В конце концов, Туркелов с неудовольствием и смущением признался, что сведения об отставке не совсем достоверные и построены по большей части на слухах. Я уже мало слушал его, все больше погружаясь в состояние лихорадки, доходящей до злости, а потому отвечал односложно.

Тут наш разговор, медленно увядающий без более подробной информации, был прерван басистым криком:

– Эх, народ эскадрольский, погуляем, машинкой прославляемые!

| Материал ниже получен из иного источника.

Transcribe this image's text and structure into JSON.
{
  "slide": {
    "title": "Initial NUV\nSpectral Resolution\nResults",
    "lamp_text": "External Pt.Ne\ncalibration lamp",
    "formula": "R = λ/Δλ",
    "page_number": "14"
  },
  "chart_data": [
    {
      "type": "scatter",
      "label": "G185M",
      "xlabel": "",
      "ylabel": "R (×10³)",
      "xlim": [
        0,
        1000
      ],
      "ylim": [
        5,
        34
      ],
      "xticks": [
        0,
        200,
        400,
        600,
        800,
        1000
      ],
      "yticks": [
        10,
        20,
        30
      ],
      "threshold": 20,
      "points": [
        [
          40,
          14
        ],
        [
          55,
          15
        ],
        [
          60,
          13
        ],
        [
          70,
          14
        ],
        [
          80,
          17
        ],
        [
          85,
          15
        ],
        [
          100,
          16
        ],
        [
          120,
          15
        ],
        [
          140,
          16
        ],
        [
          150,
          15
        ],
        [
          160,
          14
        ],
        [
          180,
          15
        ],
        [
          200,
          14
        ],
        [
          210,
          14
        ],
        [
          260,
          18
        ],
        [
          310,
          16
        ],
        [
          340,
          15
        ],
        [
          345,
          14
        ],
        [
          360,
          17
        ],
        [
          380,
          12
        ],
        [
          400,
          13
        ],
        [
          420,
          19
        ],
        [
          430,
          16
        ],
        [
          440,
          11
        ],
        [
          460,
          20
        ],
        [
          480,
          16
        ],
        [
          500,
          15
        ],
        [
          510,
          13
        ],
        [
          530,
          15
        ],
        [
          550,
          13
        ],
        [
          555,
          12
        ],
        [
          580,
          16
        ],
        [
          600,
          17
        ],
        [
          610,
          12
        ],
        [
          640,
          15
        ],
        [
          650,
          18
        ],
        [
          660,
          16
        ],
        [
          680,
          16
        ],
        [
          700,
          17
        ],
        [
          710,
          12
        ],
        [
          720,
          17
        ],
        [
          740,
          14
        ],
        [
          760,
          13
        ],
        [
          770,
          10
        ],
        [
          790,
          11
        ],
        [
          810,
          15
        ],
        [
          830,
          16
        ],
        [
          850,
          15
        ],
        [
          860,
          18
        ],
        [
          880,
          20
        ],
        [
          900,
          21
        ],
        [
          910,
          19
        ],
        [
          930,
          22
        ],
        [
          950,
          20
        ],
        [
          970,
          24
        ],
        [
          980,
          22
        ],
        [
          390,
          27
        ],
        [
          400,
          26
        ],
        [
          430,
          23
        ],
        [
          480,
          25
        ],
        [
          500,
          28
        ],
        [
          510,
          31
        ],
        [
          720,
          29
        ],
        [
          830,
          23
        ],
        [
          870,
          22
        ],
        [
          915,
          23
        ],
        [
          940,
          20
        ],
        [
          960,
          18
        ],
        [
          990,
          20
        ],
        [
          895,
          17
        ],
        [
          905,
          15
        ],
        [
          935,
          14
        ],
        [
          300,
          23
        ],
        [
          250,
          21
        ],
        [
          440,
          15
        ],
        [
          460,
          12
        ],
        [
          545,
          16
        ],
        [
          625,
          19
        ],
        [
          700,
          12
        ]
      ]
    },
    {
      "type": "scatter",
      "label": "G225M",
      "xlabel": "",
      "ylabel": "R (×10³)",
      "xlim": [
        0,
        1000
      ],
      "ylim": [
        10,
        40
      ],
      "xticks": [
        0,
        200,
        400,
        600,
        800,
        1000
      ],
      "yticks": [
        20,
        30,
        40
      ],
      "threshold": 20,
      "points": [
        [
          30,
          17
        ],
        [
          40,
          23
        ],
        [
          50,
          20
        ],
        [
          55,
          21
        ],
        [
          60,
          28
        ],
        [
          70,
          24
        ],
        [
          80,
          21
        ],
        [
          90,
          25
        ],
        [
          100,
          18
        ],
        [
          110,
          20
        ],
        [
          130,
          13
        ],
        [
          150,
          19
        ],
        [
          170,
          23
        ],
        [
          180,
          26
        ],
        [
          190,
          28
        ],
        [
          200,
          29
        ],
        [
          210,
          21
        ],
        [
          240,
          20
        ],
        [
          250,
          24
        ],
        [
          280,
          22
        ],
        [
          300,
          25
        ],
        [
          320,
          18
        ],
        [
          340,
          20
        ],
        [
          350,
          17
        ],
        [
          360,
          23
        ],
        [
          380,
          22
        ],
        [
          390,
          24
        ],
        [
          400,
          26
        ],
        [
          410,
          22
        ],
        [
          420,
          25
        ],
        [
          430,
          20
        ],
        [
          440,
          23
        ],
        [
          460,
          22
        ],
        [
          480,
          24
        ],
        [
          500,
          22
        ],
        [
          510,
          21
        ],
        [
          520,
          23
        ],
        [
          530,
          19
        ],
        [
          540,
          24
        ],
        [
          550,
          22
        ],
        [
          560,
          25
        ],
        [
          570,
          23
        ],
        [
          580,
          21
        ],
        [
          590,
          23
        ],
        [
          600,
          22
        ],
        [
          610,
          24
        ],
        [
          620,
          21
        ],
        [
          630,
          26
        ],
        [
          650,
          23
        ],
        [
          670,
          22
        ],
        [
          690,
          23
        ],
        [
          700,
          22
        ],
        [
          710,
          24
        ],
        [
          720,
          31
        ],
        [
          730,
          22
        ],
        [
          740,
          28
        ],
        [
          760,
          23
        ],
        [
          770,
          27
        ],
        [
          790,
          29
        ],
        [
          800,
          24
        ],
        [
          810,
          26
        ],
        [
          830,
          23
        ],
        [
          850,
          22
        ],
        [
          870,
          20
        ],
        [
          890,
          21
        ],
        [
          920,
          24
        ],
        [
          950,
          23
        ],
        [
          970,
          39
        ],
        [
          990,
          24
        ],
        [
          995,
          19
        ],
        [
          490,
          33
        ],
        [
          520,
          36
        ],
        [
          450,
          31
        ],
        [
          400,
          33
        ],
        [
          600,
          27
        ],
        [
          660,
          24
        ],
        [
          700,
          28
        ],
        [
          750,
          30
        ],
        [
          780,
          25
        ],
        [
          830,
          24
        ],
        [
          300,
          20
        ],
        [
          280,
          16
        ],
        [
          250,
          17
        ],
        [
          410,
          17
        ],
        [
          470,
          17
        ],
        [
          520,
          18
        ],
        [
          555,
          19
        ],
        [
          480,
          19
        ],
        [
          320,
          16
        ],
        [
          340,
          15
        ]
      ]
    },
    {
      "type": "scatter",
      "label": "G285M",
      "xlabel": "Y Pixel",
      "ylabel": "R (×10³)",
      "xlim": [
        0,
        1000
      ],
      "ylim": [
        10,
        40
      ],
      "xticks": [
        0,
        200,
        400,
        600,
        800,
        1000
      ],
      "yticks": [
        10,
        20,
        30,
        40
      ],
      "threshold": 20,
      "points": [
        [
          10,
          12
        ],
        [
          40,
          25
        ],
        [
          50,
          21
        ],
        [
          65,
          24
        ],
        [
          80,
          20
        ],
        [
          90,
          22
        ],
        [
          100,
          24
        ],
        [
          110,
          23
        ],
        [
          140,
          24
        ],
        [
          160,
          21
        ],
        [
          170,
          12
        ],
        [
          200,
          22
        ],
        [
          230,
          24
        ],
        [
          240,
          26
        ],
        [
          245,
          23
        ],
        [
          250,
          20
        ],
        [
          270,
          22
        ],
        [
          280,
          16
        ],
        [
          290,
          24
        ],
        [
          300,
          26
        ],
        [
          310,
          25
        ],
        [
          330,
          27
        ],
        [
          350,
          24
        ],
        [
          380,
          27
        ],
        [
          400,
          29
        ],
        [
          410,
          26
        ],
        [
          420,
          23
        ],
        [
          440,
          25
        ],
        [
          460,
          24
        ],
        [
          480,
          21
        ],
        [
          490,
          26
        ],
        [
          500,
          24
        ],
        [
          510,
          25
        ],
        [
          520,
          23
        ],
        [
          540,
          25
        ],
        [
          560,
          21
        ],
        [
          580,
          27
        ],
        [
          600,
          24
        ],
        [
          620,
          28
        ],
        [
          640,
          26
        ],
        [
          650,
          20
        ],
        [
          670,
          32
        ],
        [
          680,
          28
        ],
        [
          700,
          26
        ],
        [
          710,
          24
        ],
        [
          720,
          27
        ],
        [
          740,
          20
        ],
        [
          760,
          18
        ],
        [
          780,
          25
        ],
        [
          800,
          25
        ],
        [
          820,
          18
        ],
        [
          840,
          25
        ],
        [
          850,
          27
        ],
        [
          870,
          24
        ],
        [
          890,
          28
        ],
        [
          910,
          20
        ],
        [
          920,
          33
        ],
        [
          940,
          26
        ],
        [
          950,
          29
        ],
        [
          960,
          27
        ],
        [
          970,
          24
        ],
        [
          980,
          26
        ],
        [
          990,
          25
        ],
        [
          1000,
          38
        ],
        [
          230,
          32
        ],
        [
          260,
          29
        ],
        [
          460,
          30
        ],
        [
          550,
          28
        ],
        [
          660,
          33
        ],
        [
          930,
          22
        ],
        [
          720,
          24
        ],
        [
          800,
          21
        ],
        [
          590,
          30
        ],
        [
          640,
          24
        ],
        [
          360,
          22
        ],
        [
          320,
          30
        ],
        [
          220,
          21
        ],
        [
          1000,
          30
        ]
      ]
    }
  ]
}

Решили веселиться. Один рабочий залез на трактирную сцену и громко запел:

Свитит месяц,
Свитит ясный,
Свитит ясная звезда!
Танцем буйным и прекрасным заливается земля!
Танцем буйным и прекрасным заливается земля!
Свитит месяц,
Свитит ясный,
Свитит белая луна!
Осветили путь-дорожку мне до милого двора!
Осветили путь-дорожку мне до милого двора!
Раз налево! Раз направо!
Левой, правой мы идем!
И подскакиваем быстро,
Веселимся и поем!
Раз налево! Раз направо!
Левой, правой мы идем!
И подскакиваем быстро,
Веселимся и поем!
Мне не спится,
Не лежится,
И сон меня не берет.
Я сходил бы к машине в гости, да не знаю, где живет!
Я сходил бы к машине в гости, да не знаю, где живет!
Попросил бы я товарища, –
Мой товарищ доведет, –
Мой товарищ меня краше, ой, машинку увезет!
Мой товарищ меня краше, ой, машинку увезет!
Раз налево! Раз направо!
Левой, правой мы идем!
И подскакиваем быстро,
Веселимся и поем!
Раз налево! Раз направо!
Левой, правой мы идем!
И подскакиваем быстро,
Веселимся и поем!
Подхожу к ангару милой,
А у милой все в огнях!
Постучал бы я в окошко – да нет уж окон на стенах!
Постучал бы я в окошко – да нет уж окон на стенах!
«Ах, машинка, стыдно, стыдно,
Сотню лет в земле лежать!» –
«А тебе, мой друг, стыднее вечность дома не бывать…»
«А тебе, мой друг, стыднее вечность дома не бывать…»
«Ты права, машинка, правда,
Спи в земельке, почивай!
Я себе найду другую – хорош машинный урожай!
Я себе найду другую – хорош машинный урожай!
Танцем буйным и прекрасным заливается земля!
Мы смеемся и танцуем вплоть до самого утра!
Мы смеемся и танцуем вплоть до самого утра!